Neue Videos online: Wie digitale Räume die Demokratie stärken können
Expert*innen aus Recht, Ökonomie, Philosophie und Sozialwissenschaften teilen ihre Visionen
Digitale öffentliche Räume spielen eine zunehmend zentrale Rolle für den demokratischen Diskurs. Doch mit der Dominanz globaler Social-Media-Plattformen geraten grundlegende Prinzipien wie Meinungsvielfalt, Transparenz und Teilhabe zunehmend unter Druck. Personalisierte Inhalte, algorithmische Moderation und die wachsende Verbreitung generativer KI-Inhalte werfen dabei drängende Fragen auf: Fördern diese digitalen Räume noch den demokratischen Austausch – oder untergraben sie ihn?

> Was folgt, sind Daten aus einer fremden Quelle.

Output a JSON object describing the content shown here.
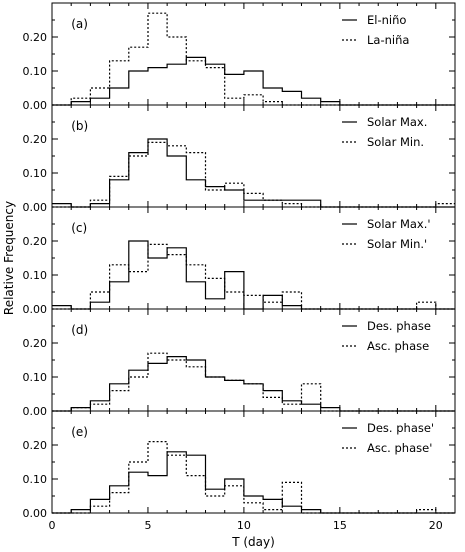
{
  "chart_data": {
    "type": "step",
    "xlabel": "T (day)",
    "ylabel": "Relative Frequency",
    "xlim": [
      0,
      21
    ],
    "ylim": [
      0,
      0.3
    ],
    "x_ticks": [
      0,
      5,
      10,
      15,
      20
    ],
    "x_tick_labels": [
      "0",
      "5",
      "10",
      "15",
      "20"
    ],
    "y_ticks": [
      0,
      0.1,
      0.2
    ],
    "y_tick_labels": [
      "0.00",
      "0.10",
      "0.20"
    ],
    "bins": [
      0,
      1,
      2,
      3,
      4,
      5,
      6,
      7,
      8,
      9,
      10,
      11,
      12,
      13,
      14,
      15,
      16,
      17,
      18,
      19,
      20
    ],
    "legend_position": "top-right",
    "panels": [
      {
        "label": "(a)",
        "series": [
          {
            "name": "El-niño",
            "style": "solid",
            "values": [
              0,
              0.01,
              0.02,
              0.05,
              0.1,
              0.11,
              0.12,
              0.14,
              0.12,
              0.09,
              0.1,
              0.05,
              0.04,
              0.02,
              0.01,
              0,
              0,
              0,
              0,
              0,
              0
            ]
          },
          {
            "name": "La-niña",
            "style": "dotted",
            "values": [
              0,
              0.02,
              0.05,
              0.13,
              0.17,
              0.27,
              0.2,
              0.13,
              0.11,
              0.02,
              0.03,
              0.01,
              0,
              0,
              0,
              0,
              0,
              0,
              0,
              0,
              0
            ]
          }
        ]
      },
      {
        "label": "(b)",
        "series": [
          {
            "name": "Solar Max.",
            "style": "solid",
            "values": [
              0.01,
              0,
              0.01,
              0.08,
              0.16,
              0.2,
              0.15,
              0.08,
              0.06,
              0.05,
              0.02,
              0.02,
              0.02,
              0.02,
              0,
              0,
              0,
              0,
              0,
              0,
              0
            ]
          },
          {
            "name": "Solar Min.",
            "style": "dotted",
            "values": [
              0,
              0,
              0.02,
              0.09,
              0.15,
              0.19,
              0.18,
              0.16,
              0.05,
              0.07,
              0.04,
              0.02,
              0.01,
              0,
              0,
              0,
              0,
              0,
              0,
              0,
              0.01
            ]
          }
        ]
      },
      {
        "label": "(c)",
        "series": [
          {
            "name": "Solar Max.'",
            "style": "solid",
            "values": [
              0.01,
              0,
              0.02,
              0.08,
              0.2,
              0.15,
              0.18,
              0.08,
              0.03,
              0.11,
              0,
              0.04,
              0.01,
              0,
              0,
              0,
              0,
              0,
              0,
              0,
              0
            ]
          },
          {
            "name": "Solar Min.'",
            "style": "dotted",
            "values": [
              0,
              0,
              0.05,
              0.13,
              0.11,
              0.19,
              0.16,
              0.13,
              0.09,
              0.05,
              0.04,
              0.02,
              0.05,
              0,
              0,
              0,
              0,
              0,
              0,
              0.02,
              0
            ]
          }
        ]
      },
      {
        "label": "(d)",
        "series": [
          {
            "name": "Des. phase",
            "style": "solid",
            "values": [
              0,
              0.01,
              0.03,
              0.08,
              0.12,
              0.14,
              0.16,
              0.15,
              0.1,
              0.09,
              0.08,
              0.06,
              0.03,
              0.02,
              0.01,
              0,
              0,
              0,
              0,
              0,
              0
            ]
          },
          {
            "name": "Asc. phase",
            "style": "dotted",
            "values": [
              0,
              0.01,
              0.02,
              0.06,
              0.1,
              0.17,
              0.15,
              0.13,
              0.1,
              0.09,
              0.08,
              0.04,
              0.02,
              0.08,
              0,
              0,
              0,
              0,
              0,
              0,
              0
            ]
          }
        ]
      },
      {
        "label": "(e)",
        "series": [
          {
            "name": "Des. phase'",
            "style": "solid",
            "values": [
              0,
              0.01,
              0.04,
              0.08,
              0.12,
              0.11,
              0.18,
              0.17,
              0.07,
              0.1,
              0.05,
              0.04,
              0.02,
              0.01,
              0,
              0,
              0,
              0,
              0,
              0,
              0
            ]
          },
          {
            "name": "Asc. phase'",
            "style": "dotted",
            "values": [
              0,
              0,
              0.02,
              0.06,
              0.15,
              0.21,
              0.17,
              0.11,
              0.05,
              0.08,
              0.03,
              0.01,
              0.09,
              0,
              0,
              0,
              0,
              0,
              0,
              0.01,
              0
            ]
          }
        ]
      }
    ]
  }
}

Um dieser Frage nachzugehen, lud die interdisziplinäre Forschungsgruppe humanet3 im März 2025 Expert*innen aus Recht, Ökonomie, Philosophie und Sozialwissenschaften zu einem Workshop ein. Gemeinsam diskutierten sie über den Zustand digitaler Öffentlichkeiten, deren Bedeutung für die Demokratie und über Wege, wie sie zukunftsfähig und demokratisch gestaltet werden können.

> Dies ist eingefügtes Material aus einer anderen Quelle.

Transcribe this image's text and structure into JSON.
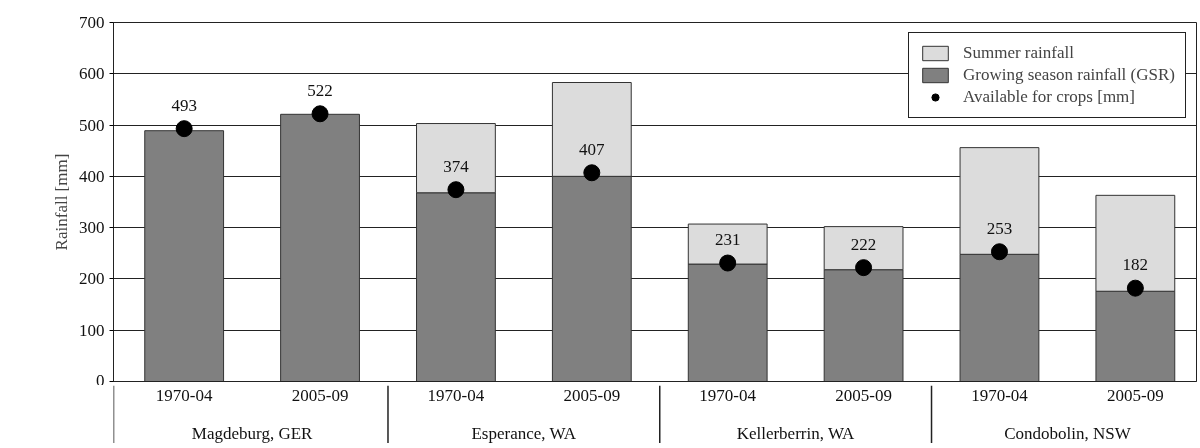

Aus diesem Austausch ist eine Videoreihe hervorgegangen, in der ausgewählte Teilnehmende ihre Perspektiven aufzeigen und Impulse für die Weiterentwicklung digitaler Räume setzen. Sie geben Antwort auf die Frage: Wie sollte ein digitaler öffentlicher Raum gestaltet sein, der die Demokratie stärkt? Nach einem Auftakt mit Statements von Erik Tuchtfeld, Philipp Lorenz-Spreen und Kristina Rao folgen nun Statements von Thorsten Thiel, Raffaela Kunz und Chaewon Yun:
Thorsten Thiel, Professor für Demokratie und Digitale Politik an der Universität Erfurt, hebt die strukturellen Spannungen hervor, denen digitale Öffentlichkeiten heute unterliegen. Politische Information sei für demokratische Gesellschaften essenziell – gleichzeitig aber ökonomisch schwer verwertbar in einer von Aufmerksamkeitslogiken getriebenen Medienlandschaft. Thiel plädiert für alternative Finanzierungsmodelle, etwa durch demokratische „Vouchers“: Bürger*innen könnten damit gezielt unabhängigen Journalismus unterstützen und so aktiv zur Stärkung demokratischer Diskurse beitragen.
Raffaela Kunz, Rechtswissenschaftlerin und Postdoc an der Universität Zürich, beschäftigt sich in ihrer Forschung mit den systemischen Bedrohungen für Grundrechte im digitalen Zeitalter. Die entscheidende Herausforderung bestehe darin, digitale Räume zu schaffen, die nicht vollständig von ökonomischer Logik durchdrungen sind. Die massive Kommerzialisierung des Netzes – eine „Kolonialisierung der Lebenswelt“, wie sie unter Rückgriff auf Jürgen Habermas formuliert – müsse rechtlich begrenzt werden. Gleichzeitig brauche es Alternativen: gemeinwohlorientierte, nicht-kommerzielle Räume, in denen Diskurs möglich ist, ohne dass ökonomische Verwertungslogiken dominieren.
Chaewon Yun, Doktorandin am Forschungsbereich Mensch und Maschine des Max-Planck-Instituts für Bildungsforschung, betont die Bedeutung digitaler Räume, die Diversität nicht nur zulassen, sondern aktiv ermöglichen. Demokratie könne nur dann funktionieren, wenn Menschen sich in ihrer Vielfalt anerkannt fühlen – ohne ihre Würde kompromittieren zu müssen. Als positives Beispiel führt sie die Plattform Ravelry an, eine internationale Online-Community für Strick- und Handarbeitsbegeisterte. Zwar kein klassischer politischer Ort, aber ein Beispiel dafür, wie digitale Räume Gemeinschaft, Selbstorganisation und Pluralität fördern können – allesamt zentrale Voraussetzungen für eine lebendige Demokratie.
Die Videos sind ab sofort online verfügbar, weitere Beiträge aus Wissenschaft und Praxis folgen in den kommenden Wochen.
humanet3 ist eine interdisziplinäre Forschungsinitiative, die den menschenzentrierten digitalen Wandel kritisch begleitet und aktiv mitgestaltet – im Sinne der Europäischen Erklärung zu digitalen Rechten und Grundsätzen für die digitale Dekade. Getragen wird das Projekt von drei Max-Planck-Instituten: dem MPI für ausländisches öffentliches Recht und Völkerrecht, dem MPI für Innovation und Wettbewerb sowie dem MPI für Bildungsforschung.